16/02/2021
Environmental News February 15
Oldest hic brewery found in southern Egypt
A high-production brewery believed to be more than 5,000 years old has been uncovered by a team of archaeologists in southern Egypt.
The site, containing about 40 earthenware pots arranged in two rows, was uncovered at North Abydos, Sohag, by a joint Egyptian-American team.
‘’It is believed to date back to the era of King Narmer, who founded the First Dynasty and unified Upper and Lower Egypt,’’ says Mostafa Waziry, the secretary general of Egypt's Supreme Council of Antiquities, ‘’… and it is the oldest high-production brewery in the world.’’
British archaeologists first discovered the existence of the brewery in the early 1900s but its location was never precisely determined, until now.
According to Waziry, the brewery consisted of eight large areas that were used as units for beer production and each sector contained the 40 earthenware pots:
‘’A mixture of grains and water was heated in the vats, with each basin held in place by levers made of clay placed vertically in the form of rings,’’ Waziry says.

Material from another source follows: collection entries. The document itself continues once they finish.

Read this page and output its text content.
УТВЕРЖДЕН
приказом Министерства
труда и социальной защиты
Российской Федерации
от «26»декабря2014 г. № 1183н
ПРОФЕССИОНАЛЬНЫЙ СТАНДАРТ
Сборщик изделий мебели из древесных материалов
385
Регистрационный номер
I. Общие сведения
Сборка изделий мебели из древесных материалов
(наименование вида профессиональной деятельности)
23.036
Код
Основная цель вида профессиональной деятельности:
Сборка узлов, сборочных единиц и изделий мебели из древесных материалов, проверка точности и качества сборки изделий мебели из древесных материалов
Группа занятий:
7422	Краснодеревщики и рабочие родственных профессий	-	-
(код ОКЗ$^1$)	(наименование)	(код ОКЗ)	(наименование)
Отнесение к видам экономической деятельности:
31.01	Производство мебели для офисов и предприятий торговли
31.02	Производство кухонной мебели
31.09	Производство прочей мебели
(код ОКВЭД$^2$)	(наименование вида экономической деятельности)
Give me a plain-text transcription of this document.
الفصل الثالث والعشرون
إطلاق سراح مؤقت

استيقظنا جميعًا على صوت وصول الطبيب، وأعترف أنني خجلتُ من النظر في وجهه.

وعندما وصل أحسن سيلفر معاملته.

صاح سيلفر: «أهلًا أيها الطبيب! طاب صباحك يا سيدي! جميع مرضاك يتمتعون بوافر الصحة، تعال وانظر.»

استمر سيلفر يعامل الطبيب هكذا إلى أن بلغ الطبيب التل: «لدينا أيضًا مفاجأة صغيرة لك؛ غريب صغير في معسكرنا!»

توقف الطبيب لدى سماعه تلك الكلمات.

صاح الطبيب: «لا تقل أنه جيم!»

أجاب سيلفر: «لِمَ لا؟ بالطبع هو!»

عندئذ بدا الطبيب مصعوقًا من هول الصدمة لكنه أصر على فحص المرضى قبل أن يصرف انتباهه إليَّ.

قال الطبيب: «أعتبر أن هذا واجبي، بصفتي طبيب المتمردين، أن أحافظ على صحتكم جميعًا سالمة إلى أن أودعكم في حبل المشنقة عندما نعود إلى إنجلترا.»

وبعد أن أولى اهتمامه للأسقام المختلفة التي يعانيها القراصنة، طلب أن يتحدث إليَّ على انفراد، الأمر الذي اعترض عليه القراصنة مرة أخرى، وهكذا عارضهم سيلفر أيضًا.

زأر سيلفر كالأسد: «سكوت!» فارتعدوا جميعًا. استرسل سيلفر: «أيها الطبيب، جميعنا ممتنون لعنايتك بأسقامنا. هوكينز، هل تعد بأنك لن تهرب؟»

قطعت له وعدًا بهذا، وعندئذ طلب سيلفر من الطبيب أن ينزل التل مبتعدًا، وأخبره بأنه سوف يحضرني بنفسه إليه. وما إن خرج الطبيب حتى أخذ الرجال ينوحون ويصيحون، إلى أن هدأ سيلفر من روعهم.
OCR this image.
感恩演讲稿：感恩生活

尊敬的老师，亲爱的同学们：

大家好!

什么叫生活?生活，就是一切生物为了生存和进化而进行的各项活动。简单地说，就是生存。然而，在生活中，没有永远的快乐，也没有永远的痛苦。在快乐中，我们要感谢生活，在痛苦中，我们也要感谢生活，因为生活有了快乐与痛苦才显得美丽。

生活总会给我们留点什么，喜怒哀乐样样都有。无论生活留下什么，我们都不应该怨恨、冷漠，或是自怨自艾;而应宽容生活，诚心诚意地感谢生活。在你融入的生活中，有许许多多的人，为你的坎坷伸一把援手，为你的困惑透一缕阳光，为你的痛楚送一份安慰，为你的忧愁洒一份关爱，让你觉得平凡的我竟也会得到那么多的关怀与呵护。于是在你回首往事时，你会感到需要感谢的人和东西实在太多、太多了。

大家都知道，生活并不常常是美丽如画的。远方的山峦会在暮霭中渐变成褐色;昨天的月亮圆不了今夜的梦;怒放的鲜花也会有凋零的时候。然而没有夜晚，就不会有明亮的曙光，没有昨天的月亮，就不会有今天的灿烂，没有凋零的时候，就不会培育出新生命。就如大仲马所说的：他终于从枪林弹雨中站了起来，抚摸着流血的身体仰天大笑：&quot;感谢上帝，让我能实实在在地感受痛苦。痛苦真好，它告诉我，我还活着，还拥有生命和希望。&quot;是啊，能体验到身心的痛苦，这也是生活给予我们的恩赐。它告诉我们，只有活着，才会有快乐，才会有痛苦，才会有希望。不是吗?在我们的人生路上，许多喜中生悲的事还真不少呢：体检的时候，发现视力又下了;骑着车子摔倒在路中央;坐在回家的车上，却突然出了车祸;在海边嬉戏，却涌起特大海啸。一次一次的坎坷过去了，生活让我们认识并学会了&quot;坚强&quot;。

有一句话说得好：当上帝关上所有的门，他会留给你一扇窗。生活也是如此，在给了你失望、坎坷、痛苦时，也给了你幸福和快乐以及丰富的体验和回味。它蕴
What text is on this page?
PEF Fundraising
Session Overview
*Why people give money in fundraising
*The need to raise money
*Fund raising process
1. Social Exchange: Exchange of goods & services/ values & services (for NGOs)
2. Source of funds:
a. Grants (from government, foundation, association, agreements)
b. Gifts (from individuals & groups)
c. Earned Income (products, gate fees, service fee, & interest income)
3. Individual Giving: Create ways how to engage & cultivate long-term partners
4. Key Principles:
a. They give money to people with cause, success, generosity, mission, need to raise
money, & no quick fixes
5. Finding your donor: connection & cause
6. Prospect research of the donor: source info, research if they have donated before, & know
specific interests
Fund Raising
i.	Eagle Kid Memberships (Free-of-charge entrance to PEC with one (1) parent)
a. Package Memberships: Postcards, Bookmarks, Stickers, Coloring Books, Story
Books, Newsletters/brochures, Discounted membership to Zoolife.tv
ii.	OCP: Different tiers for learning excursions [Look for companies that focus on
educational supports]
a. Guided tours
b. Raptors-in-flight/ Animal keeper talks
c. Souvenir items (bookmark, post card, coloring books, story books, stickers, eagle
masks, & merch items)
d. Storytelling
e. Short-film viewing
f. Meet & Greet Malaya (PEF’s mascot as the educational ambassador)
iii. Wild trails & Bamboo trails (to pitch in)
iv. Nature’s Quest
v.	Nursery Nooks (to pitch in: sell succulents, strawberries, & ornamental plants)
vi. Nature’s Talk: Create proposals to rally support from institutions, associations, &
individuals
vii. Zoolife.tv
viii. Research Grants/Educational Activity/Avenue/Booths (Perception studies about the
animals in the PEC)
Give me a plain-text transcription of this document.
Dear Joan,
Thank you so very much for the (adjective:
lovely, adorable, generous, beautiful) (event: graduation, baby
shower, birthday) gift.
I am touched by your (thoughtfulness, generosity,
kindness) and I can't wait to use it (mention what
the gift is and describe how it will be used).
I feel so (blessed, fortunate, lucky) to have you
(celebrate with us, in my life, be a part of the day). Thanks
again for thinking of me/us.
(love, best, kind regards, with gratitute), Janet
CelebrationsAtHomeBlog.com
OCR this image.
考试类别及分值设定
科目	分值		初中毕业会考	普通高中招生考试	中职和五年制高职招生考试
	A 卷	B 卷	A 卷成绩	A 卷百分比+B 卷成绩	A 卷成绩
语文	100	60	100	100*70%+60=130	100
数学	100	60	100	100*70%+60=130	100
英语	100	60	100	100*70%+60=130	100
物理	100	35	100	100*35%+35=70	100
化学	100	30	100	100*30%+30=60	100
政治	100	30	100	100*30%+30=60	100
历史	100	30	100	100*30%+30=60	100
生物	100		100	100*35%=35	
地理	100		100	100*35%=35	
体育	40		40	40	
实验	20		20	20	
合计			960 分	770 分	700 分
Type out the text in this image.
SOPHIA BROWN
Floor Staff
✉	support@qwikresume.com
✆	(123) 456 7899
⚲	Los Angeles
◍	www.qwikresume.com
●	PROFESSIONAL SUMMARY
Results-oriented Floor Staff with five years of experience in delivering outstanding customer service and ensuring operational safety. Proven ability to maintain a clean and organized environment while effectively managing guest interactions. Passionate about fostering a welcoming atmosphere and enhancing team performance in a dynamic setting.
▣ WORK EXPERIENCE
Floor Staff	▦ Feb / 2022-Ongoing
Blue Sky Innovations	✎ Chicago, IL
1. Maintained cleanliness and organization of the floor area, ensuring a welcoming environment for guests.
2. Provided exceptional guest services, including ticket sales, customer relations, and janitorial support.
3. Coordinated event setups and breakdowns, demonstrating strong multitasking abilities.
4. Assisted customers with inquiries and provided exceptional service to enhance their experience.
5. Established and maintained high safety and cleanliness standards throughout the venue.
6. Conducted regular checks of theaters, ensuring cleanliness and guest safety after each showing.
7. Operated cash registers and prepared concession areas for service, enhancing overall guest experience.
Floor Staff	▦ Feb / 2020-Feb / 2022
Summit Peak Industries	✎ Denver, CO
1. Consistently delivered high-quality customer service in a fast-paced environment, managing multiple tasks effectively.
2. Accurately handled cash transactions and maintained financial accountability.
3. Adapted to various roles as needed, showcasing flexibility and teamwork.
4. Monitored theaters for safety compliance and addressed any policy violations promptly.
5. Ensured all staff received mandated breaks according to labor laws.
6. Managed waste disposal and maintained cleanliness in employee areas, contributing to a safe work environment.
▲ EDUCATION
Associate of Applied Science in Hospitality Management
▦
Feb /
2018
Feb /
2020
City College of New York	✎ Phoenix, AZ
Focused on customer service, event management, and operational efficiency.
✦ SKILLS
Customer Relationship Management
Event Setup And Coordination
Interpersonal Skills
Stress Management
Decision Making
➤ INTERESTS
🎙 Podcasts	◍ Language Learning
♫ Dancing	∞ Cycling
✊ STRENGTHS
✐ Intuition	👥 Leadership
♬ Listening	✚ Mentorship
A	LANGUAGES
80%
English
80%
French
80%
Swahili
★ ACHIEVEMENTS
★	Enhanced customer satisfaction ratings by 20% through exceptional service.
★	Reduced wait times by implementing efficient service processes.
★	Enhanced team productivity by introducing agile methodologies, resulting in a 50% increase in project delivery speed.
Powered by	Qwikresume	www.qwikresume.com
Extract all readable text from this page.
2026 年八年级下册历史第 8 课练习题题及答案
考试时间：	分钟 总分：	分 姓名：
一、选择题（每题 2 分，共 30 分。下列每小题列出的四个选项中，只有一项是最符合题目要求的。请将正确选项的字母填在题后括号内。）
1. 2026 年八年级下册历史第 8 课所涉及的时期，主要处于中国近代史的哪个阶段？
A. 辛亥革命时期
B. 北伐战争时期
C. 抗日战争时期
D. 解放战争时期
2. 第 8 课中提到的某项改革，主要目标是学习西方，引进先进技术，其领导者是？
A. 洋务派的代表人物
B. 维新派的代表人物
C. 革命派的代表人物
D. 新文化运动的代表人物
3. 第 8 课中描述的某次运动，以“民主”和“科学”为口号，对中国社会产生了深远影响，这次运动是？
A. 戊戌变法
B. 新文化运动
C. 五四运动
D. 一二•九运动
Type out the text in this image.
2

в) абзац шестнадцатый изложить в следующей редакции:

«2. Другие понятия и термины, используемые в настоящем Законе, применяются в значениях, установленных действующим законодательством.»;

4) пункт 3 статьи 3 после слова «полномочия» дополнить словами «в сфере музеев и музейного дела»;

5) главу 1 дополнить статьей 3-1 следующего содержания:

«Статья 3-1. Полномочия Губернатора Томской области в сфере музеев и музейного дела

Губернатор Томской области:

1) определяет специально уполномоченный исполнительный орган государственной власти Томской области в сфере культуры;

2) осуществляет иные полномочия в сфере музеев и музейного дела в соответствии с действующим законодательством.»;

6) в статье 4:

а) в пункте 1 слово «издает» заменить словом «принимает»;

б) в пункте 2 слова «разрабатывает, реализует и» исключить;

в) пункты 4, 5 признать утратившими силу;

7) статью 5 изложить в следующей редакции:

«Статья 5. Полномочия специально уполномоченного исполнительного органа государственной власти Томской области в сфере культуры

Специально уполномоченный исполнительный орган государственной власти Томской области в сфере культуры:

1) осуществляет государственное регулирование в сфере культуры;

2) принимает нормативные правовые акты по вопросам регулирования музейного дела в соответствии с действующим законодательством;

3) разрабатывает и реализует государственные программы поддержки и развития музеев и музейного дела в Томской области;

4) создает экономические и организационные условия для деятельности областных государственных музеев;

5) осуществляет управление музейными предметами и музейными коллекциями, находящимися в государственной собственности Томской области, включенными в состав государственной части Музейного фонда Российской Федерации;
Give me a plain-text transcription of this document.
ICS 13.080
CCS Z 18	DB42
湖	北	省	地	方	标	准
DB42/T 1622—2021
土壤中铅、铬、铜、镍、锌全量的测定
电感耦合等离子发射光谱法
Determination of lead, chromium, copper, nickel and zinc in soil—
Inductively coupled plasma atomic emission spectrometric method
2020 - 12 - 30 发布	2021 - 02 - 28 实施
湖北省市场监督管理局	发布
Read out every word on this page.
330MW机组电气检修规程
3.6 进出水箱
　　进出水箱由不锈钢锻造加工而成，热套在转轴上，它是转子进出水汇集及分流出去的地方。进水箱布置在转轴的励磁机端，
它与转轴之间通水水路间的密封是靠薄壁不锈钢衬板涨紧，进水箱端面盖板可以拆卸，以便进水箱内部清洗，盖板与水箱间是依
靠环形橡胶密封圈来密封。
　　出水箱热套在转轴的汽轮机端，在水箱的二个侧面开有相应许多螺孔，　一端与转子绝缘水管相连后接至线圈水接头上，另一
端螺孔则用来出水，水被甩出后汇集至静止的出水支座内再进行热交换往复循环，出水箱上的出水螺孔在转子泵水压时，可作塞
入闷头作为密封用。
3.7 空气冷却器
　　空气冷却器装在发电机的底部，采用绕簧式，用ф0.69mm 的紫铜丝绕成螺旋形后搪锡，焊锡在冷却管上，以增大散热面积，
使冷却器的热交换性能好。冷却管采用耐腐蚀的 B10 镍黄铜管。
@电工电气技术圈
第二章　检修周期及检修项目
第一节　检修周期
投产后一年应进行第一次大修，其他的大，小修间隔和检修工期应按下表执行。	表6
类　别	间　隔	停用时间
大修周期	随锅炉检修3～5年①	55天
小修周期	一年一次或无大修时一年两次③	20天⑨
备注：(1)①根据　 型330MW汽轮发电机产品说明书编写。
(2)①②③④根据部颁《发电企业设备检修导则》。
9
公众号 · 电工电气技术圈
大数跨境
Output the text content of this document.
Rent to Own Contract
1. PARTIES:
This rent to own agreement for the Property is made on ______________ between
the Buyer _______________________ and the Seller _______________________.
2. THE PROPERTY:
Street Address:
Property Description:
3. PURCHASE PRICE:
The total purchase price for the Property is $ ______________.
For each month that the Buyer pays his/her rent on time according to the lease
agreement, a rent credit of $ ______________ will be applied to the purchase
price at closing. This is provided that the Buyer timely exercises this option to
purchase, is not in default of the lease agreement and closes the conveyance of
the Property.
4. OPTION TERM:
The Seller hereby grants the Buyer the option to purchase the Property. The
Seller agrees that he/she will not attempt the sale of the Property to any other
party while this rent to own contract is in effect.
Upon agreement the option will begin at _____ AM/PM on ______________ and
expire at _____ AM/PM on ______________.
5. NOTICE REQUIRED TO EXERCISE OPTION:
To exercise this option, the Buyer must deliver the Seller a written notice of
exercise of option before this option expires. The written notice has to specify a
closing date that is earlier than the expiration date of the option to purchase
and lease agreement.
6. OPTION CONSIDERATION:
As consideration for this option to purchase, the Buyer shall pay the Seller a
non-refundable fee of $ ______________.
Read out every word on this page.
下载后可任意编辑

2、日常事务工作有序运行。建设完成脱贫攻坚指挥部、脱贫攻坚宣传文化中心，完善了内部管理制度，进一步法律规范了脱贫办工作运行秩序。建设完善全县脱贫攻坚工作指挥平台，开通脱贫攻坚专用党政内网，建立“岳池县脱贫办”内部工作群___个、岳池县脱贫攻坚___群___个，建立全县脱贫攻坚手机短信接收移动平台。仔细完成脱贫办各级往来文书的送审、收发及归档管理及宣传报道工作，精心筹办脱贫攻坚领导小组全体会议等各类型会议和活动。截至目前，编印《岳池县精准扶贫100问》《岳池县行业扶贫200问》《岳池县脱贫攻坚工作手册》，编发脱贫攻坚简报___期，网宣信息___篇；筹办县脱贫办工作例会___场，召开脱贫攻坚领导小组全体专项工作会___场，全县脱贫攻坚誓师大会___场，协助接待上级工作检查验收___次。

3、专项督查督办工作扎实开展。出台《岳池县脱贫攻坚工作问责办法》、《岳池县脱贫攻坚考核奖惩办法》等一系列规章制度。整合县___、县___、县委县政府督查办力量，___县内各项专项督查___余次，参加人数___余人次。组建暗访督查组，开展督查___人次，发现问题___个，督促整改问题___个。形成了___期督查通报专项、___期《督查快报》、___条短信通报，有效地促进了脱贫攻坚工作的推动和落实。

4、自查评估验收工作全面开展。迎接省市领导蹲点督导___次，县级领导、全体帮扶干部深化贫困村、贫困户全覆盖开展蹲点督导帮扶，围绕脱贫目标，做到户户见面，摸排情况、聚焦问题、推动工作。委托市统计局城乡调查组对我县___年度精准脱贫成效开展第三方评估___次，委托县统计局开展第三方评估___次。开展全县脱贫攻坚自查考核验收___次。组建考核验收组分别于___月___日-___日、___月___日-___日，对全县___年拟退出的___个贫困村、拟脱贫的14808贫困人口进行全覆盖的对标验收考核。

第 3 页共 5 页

Archaeologist Matthew Adams of New York University, who headed the joint mission, believes that around 22,400 litres of beer could made at any one time.
"The brewery may have been built in this place specifically to supply the royal rituals that were taking place inside the funeral facilities of pharaohs,’’ Adams says, "… and there is evidence for the use of beer in sacrificial rites in these facilities too.’’
This is not the first ancient brewery found in the region, and fragments of pottery used to make beer and dating back 5,000 years were discovered on a building site in Tel Aviv in 2015.
Abydos, an ancient burial ground located in the desert west of the Nile River, more than 450km south of Cairo, has yielded many treasures over the years and is famous for its temples honoring Osiris, ancient Egypt’s god of underworld and the deity responsible for judging souls in the afterlife.